Whoever is this year’s quarterback has talented offensive players surrounding them, but there’s no learning curve with the season starting Thursday, Sept. 2 at Minnesota, then nine days later as the Buckeyes host Oregon.
“It’s a great situation for a young quarterback to come into,” Day said. “The hard part is it’s Ohio State. I talk to those guys all the time. Try losing a game at Ohio State. It’s not easy. You have to be ready. You have to be prepared. A big part of it is we’ll have to help him be the best version of himself.”
Pickerington North High School defensive end Jack Sawyer graduated early and spent the spring with Ohio State. He’s the player most fans are excited to see on the field for the Buckeyes.
“If he continues to do what he did this spring, he’ll have an opportunity,” Day said. “We have a great history of defensive ends coming through Ohio State. We’re hoping that he can be the next. He has to earn his way up.
“For our young guys, they understand they’re not going to get handed anything.”
Tressel understood that when he took over the OSU program in January 2001. He stood in front of a Buckeyes’ men’s basketball crowd saying they’ll be proud of their young people in the classroom, community and in 310 days in Ann Arbor, Mich., on the football field.
Before Tressel, OSU was 2-10-1 against rival Michigan with previous Buckeyes coach John Cooper. In the two decades since Tressel’s arrival, the Wolverines have won just twice.
“I thought I was going to wave and get to work,” he said. “They handed me the microphone. I wanted the people to know we knew what was important to them. You set the bar high, and the University of Michigan is setting the bar high. I wanted our team to know. I wanted our fans to know. I just wanted the world to know that we were going to take that bar.”
OSU trails 58-51-6 all-time in the rivalry.
“I hope I live long enough for that day when we’re over .500 [winning percentage]. Then I can go to sleep happy,” Tressel said.
There were times, Tressel recalled, when he was in flux, especially when the Buckeyes trailed late in the 2002 national championship season at Purdue, facing a fourth-and-short. Then-quarterback Craig Krenzel was under center and was going to throw a quick crossing route to tight end Ben Hartsock. He was covered, while receiver Chris Gamble ran the wrong route. The two running backs had to stay in the backfield to block the Purdue defenders. Michael Jenkins was open, streaking down the field and eventually catching the winning touchdown.

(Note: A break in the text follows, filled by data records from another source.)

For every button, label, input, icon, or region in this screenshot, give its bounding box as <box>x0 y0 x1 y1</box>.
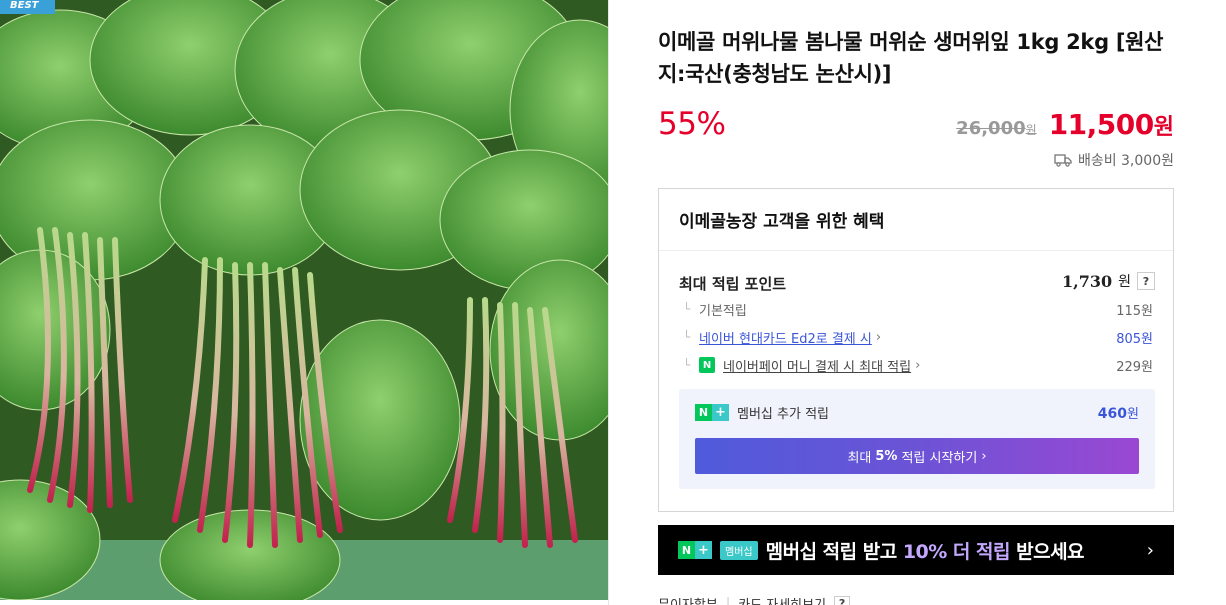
card-points-row[interactable]: └ 네이버 현대카드 Ed2로 결제 시 › 805원 <box>683 327 1153 347</box>
sale-price: 11,500원 <box>1048 108 1174 141</box>
separator: | <box>725 596 731 605</box>
price-row: 26,000원 11,500원 <box>956 108 1174 141</box>
npay-points-row[interactable]: └ N 네이버페이 머니 결제 시 최대 적립 › 229원 <box>683 355 1153 375</box>
tree-branch-icon: └ <box>683 330 691 344</box>
chevron-right-icon: › <box>875 329 882 345</box>
butterbur-photo <box>0 0 608 600</box>
nplus-icon: N + <box>695 404 729 421</box>
basic-points-value: 115원 <box>1116 303 1153 319</box>
installment-label[interactable]: 무이자할부 <box>658 594 718 605</box>
membership-label: 멤버십 추가 적립 <box>737 407 829 422</box>
banner-text: 멤버십 적립 받고 10% 더 적립 받으세요 <box>765 540 1085 563</box>
membership-banner[interactable]: N + 멤버십 멤버십 적립 받고 10% 더 적립 받으세요 › <box>658 525 1174 575</box>
npay-points-value: 229원 <box>1116 359 1153 375</box>
discount-rate: 55% <box>658 106 726 142</box>
truck-icon <box>1054 154 1072 167</box>
chevron-right-icon: › <box>981 448 987 464</box>
card-points-value: 805원 <box>1116 331 1153 347</box>
divider <box>608 0 609 605</box>
membership-row: N + 멤버십 추가 적립 460원 <box>695 403 1139 422</box>
original-price: 26,000원 <box>956 118 1037 139</box>
shipping-fee: 배송비 3,000원 <box>1054 150 1174 170</box>
nplus-icon: N + <box>678 541 712 559</box>
chevron-right-icon: › <box>1146 539 1154 561</box>
max-points-unit: 원 <box>1118 274 1131 290</box>
membership-badge: 멤버십 <box>720 540 758 560</box>
max-points-number: 1,730 <box>1062 271 1113 291</box>
shipping-text: 배송비 3,000원 <box>1077 153 1174 169</box>
naverpay-icon: N <box>699 357 715 373</box>
basic-points-row: └ 기본적립 115원 <box>683 299 1153 319</box>
max-points-value: 1,730 원 ? <box>1062 271 1155 291</box>
benefit-box: 이메골농장 고객을 위한 혜택 최대 적립 포인트 1,730 원 ? └ 기본… <box>658 188 1174 512</box>
chevron-right-icon: › <box>915 357 921 373</box>
membership-value: 460원 <box>1097 406 1139 422</box>
start-membership-button[interactable]: 최대 5% 적립 시작하기 › <box>695 438 1139 474</box>
tree-branch-icon: └ <box>683 302 691 316</box>
help-button[interactable]: ? <box>834 595 851 605</box>
card-points-link[interactable]: 네이버 현대카드 Ed2로 결제 시 <box>699 328 872 347</box>
card-detail-link[interactable]: 카드 자세히보기 <box>738 594 826 605</box>
product-image[interactable]: BEST <box>0 0 608 600</box>
installment-row: 무이자할부 | 카드 자세히보기 ? <box>658 594 851 605</box>
benefit-heading: 이메골농장 고객을 위한 혜택 <box>659 189 1173 251</box>
product-title: 이메골 머위나물 봄나물 머위순 생머위잎 1kg 2kg [원산지:국산(충청… <box>658 30 1164 86</box>
basic-points-label: 기본적립 <box>699 303 747 319</box>
npay-points-link[interactable]: 네이버페이 머니 결제 시 최대 적립 <box>723 356 911 375</box>
help-button[interactable]: ? <box>1137 272 1155 290</box>
tree-branch-icon: └ <box>683 358 691 372</box>
membership-box: N + 멤버십 추가 적립 460원 최대 5% 적립 시작하기 › <box>679 389 1155 489</box>
max-points-label: 최대 적립 포인트 <box>679 275 787 293</box>
best-badge: BEST <box>0 0 55 14</box>
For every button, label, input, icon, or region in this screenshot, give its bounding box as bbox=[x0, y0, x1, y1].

“When I saw it go, I thought that’s going to land in the stands,” Tressel said. “We were 7-5 last year. Now we’re going to lose this one. It might be a short career – all while the ball is in the air.
“We caught the ball, and the rest is history.”
Day has learned from OSU’s history and how to treat those in the Columbus area and throughout the state — looking how predecessors like Tressel did before him.
“There’s a lot that goes with it, but it’s an honor,” Day said. “There’s a lot of people that have come before and there’s a lot of people that are going to come after. It’s our job to continue that great tradition, and keep the people of Ohio proud of their program.”
Pictured: United Way of Youngstown and the Mahoning Valley President Bob Hannon (center) welcomed Ohio State Buckeyes head football coach Ryan Day and Jim Tressel, the president of Youngstown State and former coach at both Ohio State and YSU.